On November 2 we will be facing what many are calling “the most important election of our lifetime.” Every person who cares about this nation has the right and obligation to pray, vote, and get others to vote. Even churches have the responsibility to encourage the people to “let their voice be heard.” Sadly, churches have been brow beaten to think that politics is off-limits. Let’s not forget that our nation’s history began in a church. Back in the summer our family visited the historic St. John’s Church in Richmond, Virginia. This was the place where the Second Virginia Convention met in 1775. In the pews sat George Washington, Thomas Jefferson, Richard Henry Lee and many others. A plaque near the pulpit marks the very spot where Patrick Henry gave his famous speech: “Give me Liberty or Give me Death.” I wonder what Jefferson would think about the gross misuse of his phrase “separation of church and state.”

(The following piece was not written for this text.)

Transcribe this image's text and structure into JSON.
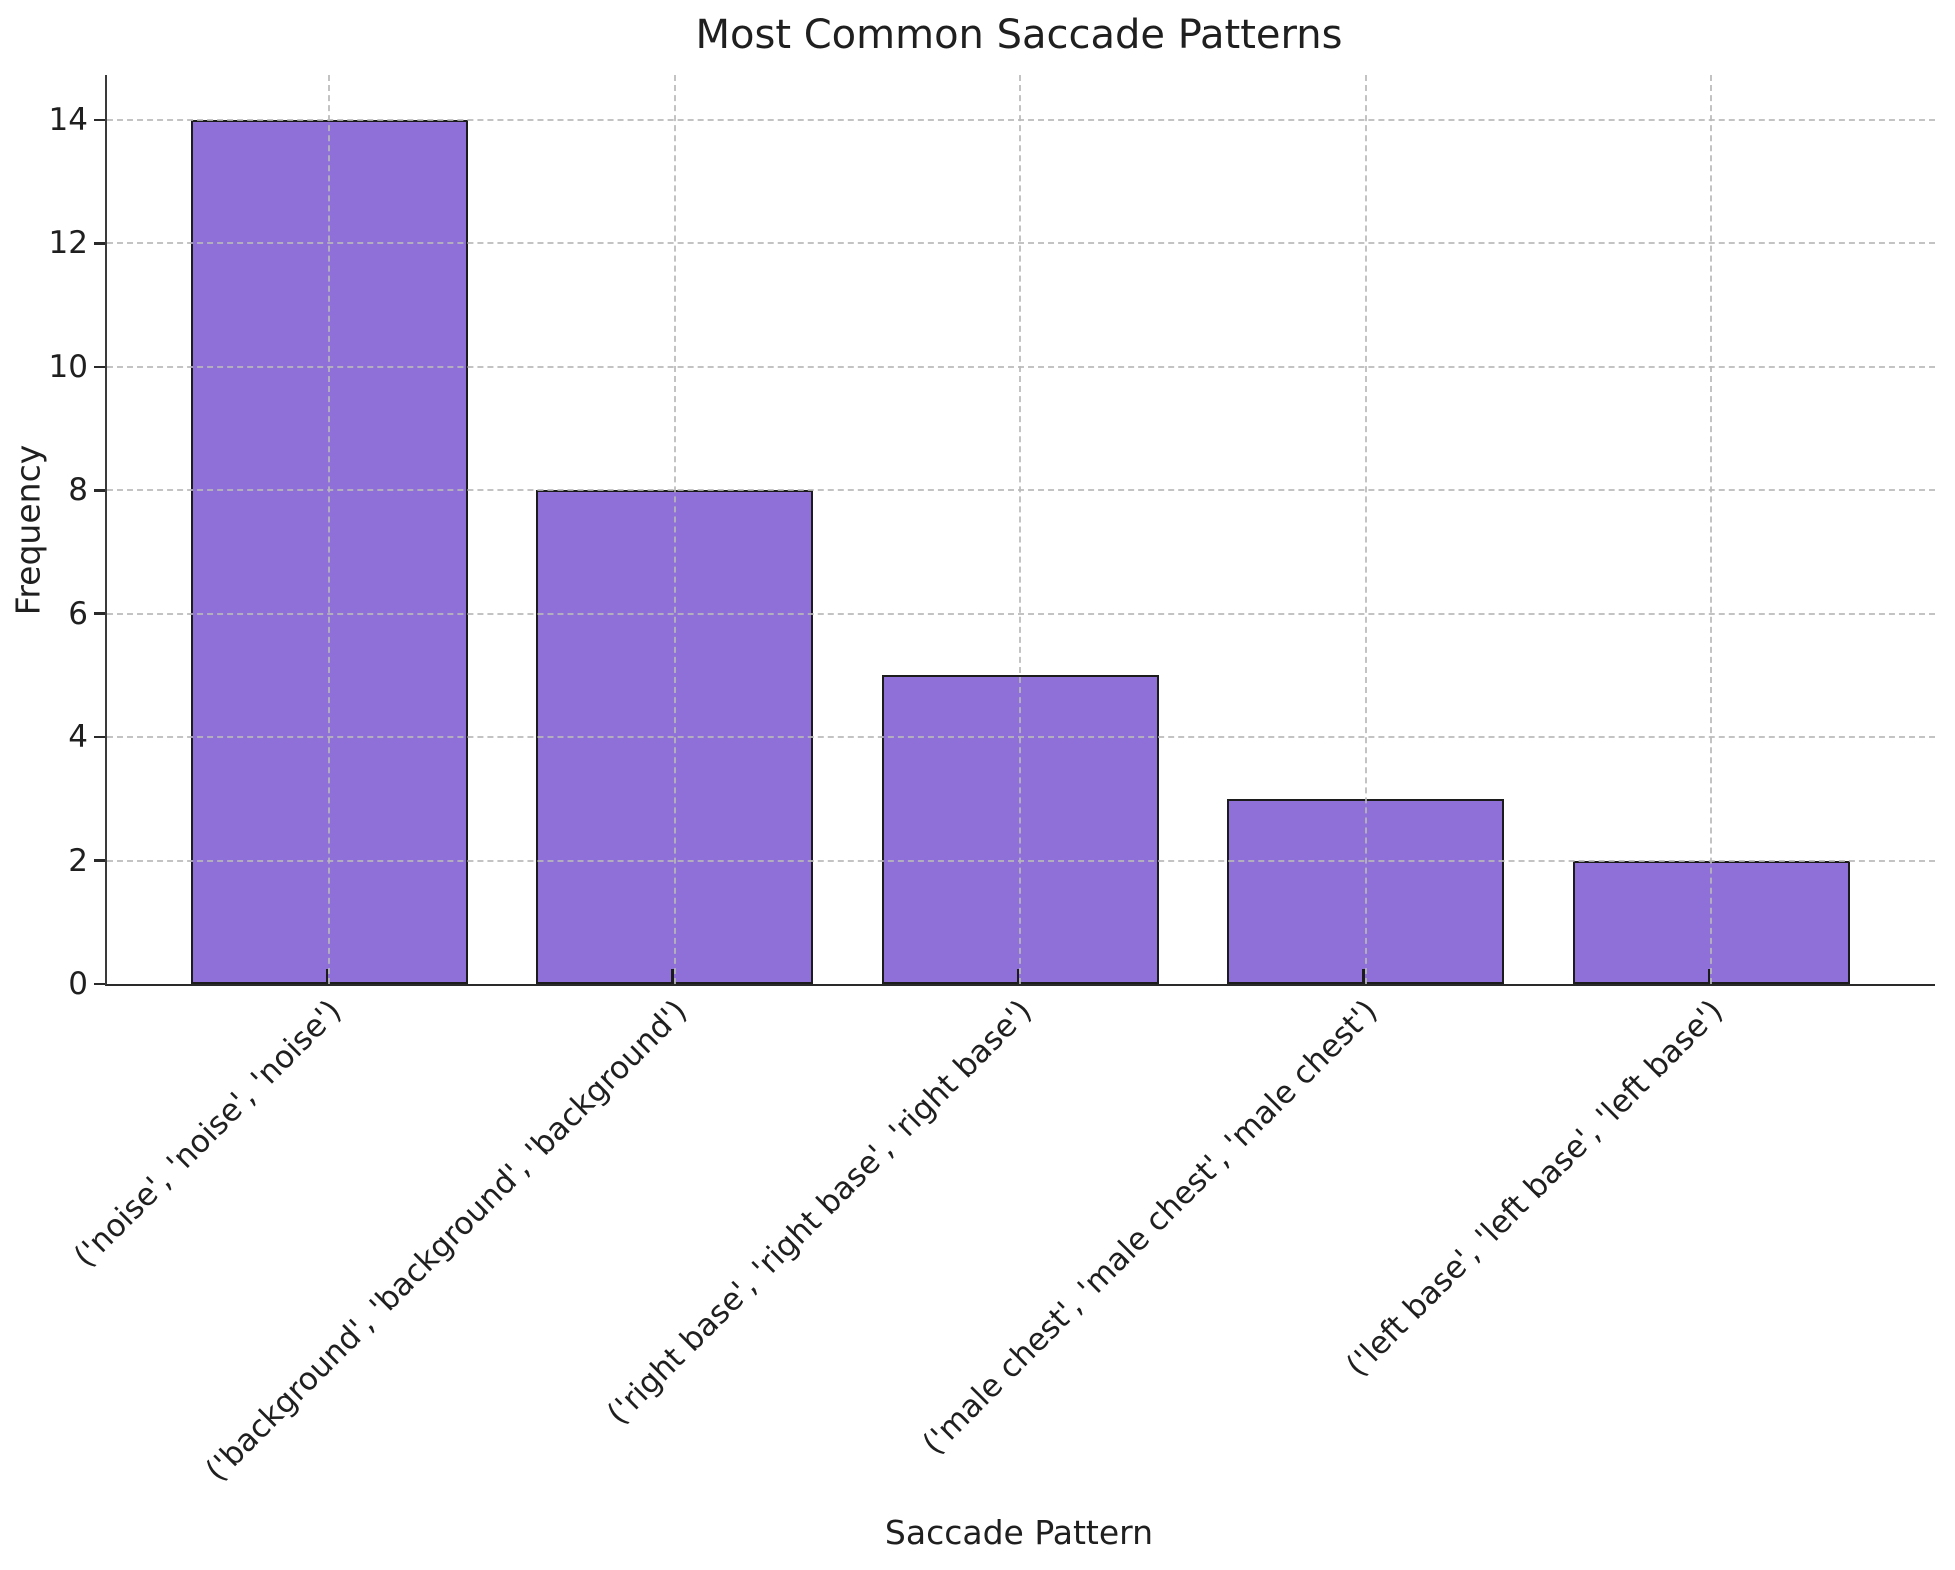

It’s a shame that those who oppose our freedom and our values have intimidated us for so long. Pastors and churches should understand the permissible boundaries about politics in the pulpit. Although, churches cannot endorse or oppose political candidates, there is much that they can do. In his book “Eternal Vigilance: Knowing and Protecting Your Religious Freedom,” Mathew Staver lists a few: “voter registration and ‘get out the vote’ drives, distribution of objective voter guides, candidate forums and debates, and most importantly, addressing social and political issues.” Pastors can even express their opinions about the candidates, as long as they do it as citizens. It’s time we stopped giving in to what Jerry Falwell called the “fright tactic.”

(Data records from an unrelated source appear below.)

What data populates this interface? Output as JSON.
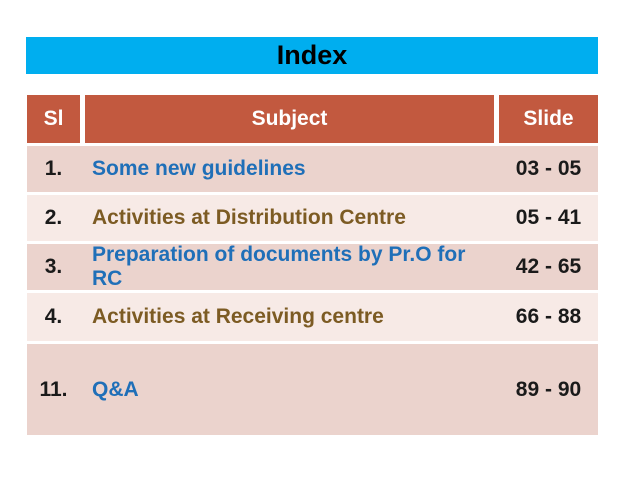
{
  "slide": {
    "title": "Index"
  },
  "colors": {
    "title_bar_bg": "#00AEEF",
    "title_text": "#000000",
    "header_bg": "#C2593F",
    "header_text": "#FFFFFF",
    "band_dark": "#EBD3CD",
    "band_light": "#F7EAE6",
    "subject_blue": "#1F6FB8",
    "subject_brown": "#7C5B23",
    "number_text": "#1A1A1A"
  },
  "table": {
    "columns": {
      "sl": "Sl",
      "subject": "Subject",
      "slide": "Slide"
    },
    "rows": [
      {
        "sl": "1.",
        "subject": "Some new guidelines",
        "slide": "03 - 05",
        "subject_color": "blue",
        "band": "dark",
        "tall": false
      },
      {
        "sl": "2.",
        "subject": "Activities at Distribution Centre",
        "slide": "05 - 41",
        "subject_color": "brown",
        "band": "light",
        "tall": false
      },
      {
        "sl": "3.",
        "subject": "Preparation of documents by Pr.O for RC",
        "slide": "42 - 65",
        "subject_color": "blue",
        "band": "dark",
        "tall": false
      },
      {
        "sl": "4.",
        "subject": "Activities at Receiving centre",
        "slide": "66 - 88",
        "subject_color": "brown",
        "band": "light",
        "tall": false
      },
      {
        "sl": "11.",
        "subject": "Q&A",
        "slide": "89 - 90",
        "subject_color": "blue",
        "band": "dark",
        "tall": true
      }
    ]
  }
}
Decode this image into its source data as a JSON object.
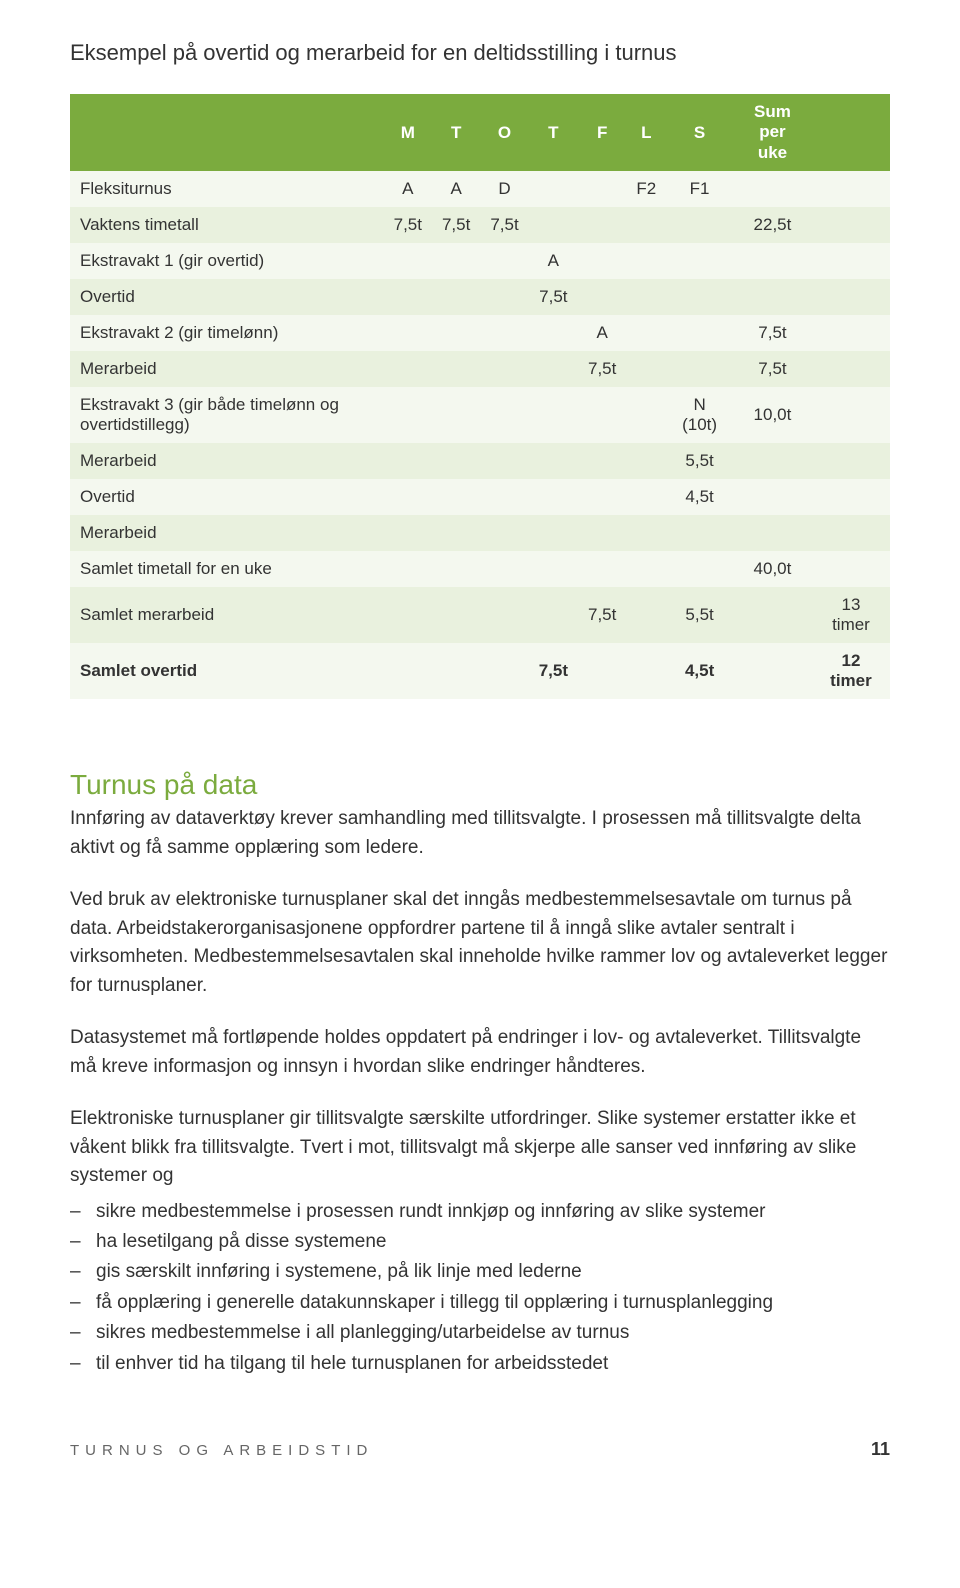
{
  "title": "Eksempel på overtid og merarbeid for en deltidsstilling i turnus",
  "table": {
    "header_bg": "#7bab3e",
    "header_fg": "#ffffff",
    "row_odd_bg": "#f4f8ef",
    "row_even_bg": "#e9f1de",
    "columns": [
      "",
      "M",
      "T",
      "O",
      "T",
      "F",
      "L",
      "S",
      "Sum per uke",
      ""
    ],
    "sum_header_top": "Sum per",
    "sum_header_bot": "uke",
    "rows": [
      {
        "label": "Fleksiturnus",
        "cells": [
          "A",
          "A",
          "D",
          "",
          "",
          "F2",
          "F1",
          "",
          ""
        ]
      },
      {
        "label": "Vaktens timetall",
        "cells": [
          "7,5t",
          "7,5t",
          "7,5t",
          "",
          "",
          "",
          "",
          "22,5t",
          ""
        ]
      },
      {
        "label": "Ekstravakt 1 (gir overtid)",
        "cells": [
          "",
          "",
          "",
          "A",
          "",
          "",
          "",
          "",
          ""
        ]
      },
      {
        "label": "Overtid",
        "cells": [
          "",
          "",
          "",
          "7,5t",
          "",
          "",
          "",
          "",
          ""
        ]
      },
      {
        "label": "Ekstravakt 2 (gir timelønn)",
        "cells": [
          "",
          "",
          "",
          "",
          "A",
          "",
          "",
          "7,5t",
          ""
        ]
      },
      {
        "label": "Merarbeid",
        "cells": [
          "",
          "",
          "",
          "",
          "7,5t",
          "",
          "",
          "7,5t",
          ""
        ]
      },
      {
        "label": "Ekstravakt 3 (gir både timelønn og overtidstillegg)",
        "cells": [
          "",
          "",
          "",
          "",
          "",
          "",
          "N (10t)",
          "10,0t",
          ""
        ]
      },
      {
        "label": "Merarbeid",
        "cells": [
          "",
          "",
          "",
          "",
          "",
          "",
          "5,5t",
          "",
          ""
        ]
      },
      {
        "label": "Overtid",
        "cells": [
          "",
          "",
          "",
          "",
          "",
          "",
          "4,5t",
          "",
          ""
        ]
      },
      {
        "label": "Merarbeid",
        "cells": [
          "",
          "",
          "",
          "",
          "",
          "",
          "",
          "",
          ""
        ]
      },
      {
        "label": "Samlet timetall for en uke",
        "cells": [
          "",
          "",
          "",
          "",
          "",
          "",
          "",
          "40,0t",
          ""
        ]
      },
      {
        "label": "Samlet merarbeid",
        "cells": [
          "",
          "",
          "",
          "",
          "7,5t",
          "",
          "5,5t",
          "",
          "13 timer"
        ]
      },
      {
        "label": "Samlet overtid",
        "cells": [
          "",
          "",
          "",
          "7,5t",
          "",
          "",
          "4,5t",
          "",
          "12 timer"
        ],
        "bold": true
      }
    ]
  },
  "section_heading": "Turnus på data",
  "paragraphs": {
    "p1": "Innføring av dataverktøy krever samhandling med tillitsvalgte. I prosessen må tillitsvalgte delta aktivt og få samme opplæring som ledere.",
    "p2": "Ved bruk av elektroniske turnusplaner skal det inngås medbestemmelsesavtale om turnus på data. Arbeidstakerorganisasjonene oppfordrer partene til å inngå slike avtaler sentralt i virksomheten. Medbestemmelsesavtalen skal inneholde hvilke rammer lov og avtaleverket legger for turnusplaner.",
    "p3": "Datasystemet må fortløpende holdes oppdatert på endringer i lov- og avtaleverket. Tillitsvalgte må kreve informasjon og innsyn i hvordan slike endringer håndteres.",
    "p4": "Elektroniske turnusplaner gir tillitsvalgte særskilte utfordringer. Slike systemer erstatter ikke et våkent blikk fra tillitsvalgte. Tvert i mot, tillitsvalgt må skjerpe alle sanser ved innføring av slike systemer og"
  },
  "bullets": [
    "sikre medbestemmelse i prosessen rundt innkjøp og innføring av slike systemer",
    "ha lesetilgang på disse systemene",
    "gis særskilt innføring i systemene, på lik linje med lederne",
    "få opplæring i generelle datakunnskaper i tillegg til opplæring i turnusplanlegging",
    "sikres medbestemmelse i all planlegging/utarbeidelse av turnus",
    "til enhver tid ha tilgang til hele turnusplanen for arbeidsstedet"
  ],
  "footer": {
    "label": "TURNUS OG ARBEIDSTID",
    "page": "11"
  },
  "colors": {
    "accent": "#7bab3e",
    "text": "#333333",
    "footer_text": "#666666"
  }
}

In his book, “When a Nation Forgets God,” Erwin Lutzer relates the chilling account of a person who lived during the Nazi Holocaust in Germany:  “I considered myself a Christian. We heard stories of what was happening to the Jews, but we tried to distance ourselves from it, because, what could anyone do to stop it? A railroad track ran behind our small church and each Sunday morning we could hear the whistle in the distance and then the wheels coming over the tracks. We became disturbed when we heard the cries coming from the train as it passed by. We realized that it was carrying Jews like cattle in the cars! Week after week the whistle would blow. We dreaded to hear the sound of those wheels because we knew that we would hear the cries of the Jews en route to a death camp. Their screams tormented us. We knew the time the train was coming and when we heard the whistle blow we began singing hymns. By the time the train came past our church we were singing at the top of our voices. If we heard the screams, we sang more loudly and soon we heard them no more. Years have passed and no one talks about it anymore. But I still hear that train whistle in my sleep. God forgive me; forgive all of us who called ourselves Christians yet did nothing to intervene.”

While I believe that it is the gospel alone that transforms the hearts of people, I also believe that it is our vote that guarantees that we can still preach that gospel. Our vote determines the future of our children and our grandchildren. Our churches have sung loudly for some time. Only a few have dared to walk outside and hear the cries. There is a time to sing and then there is a time to vote.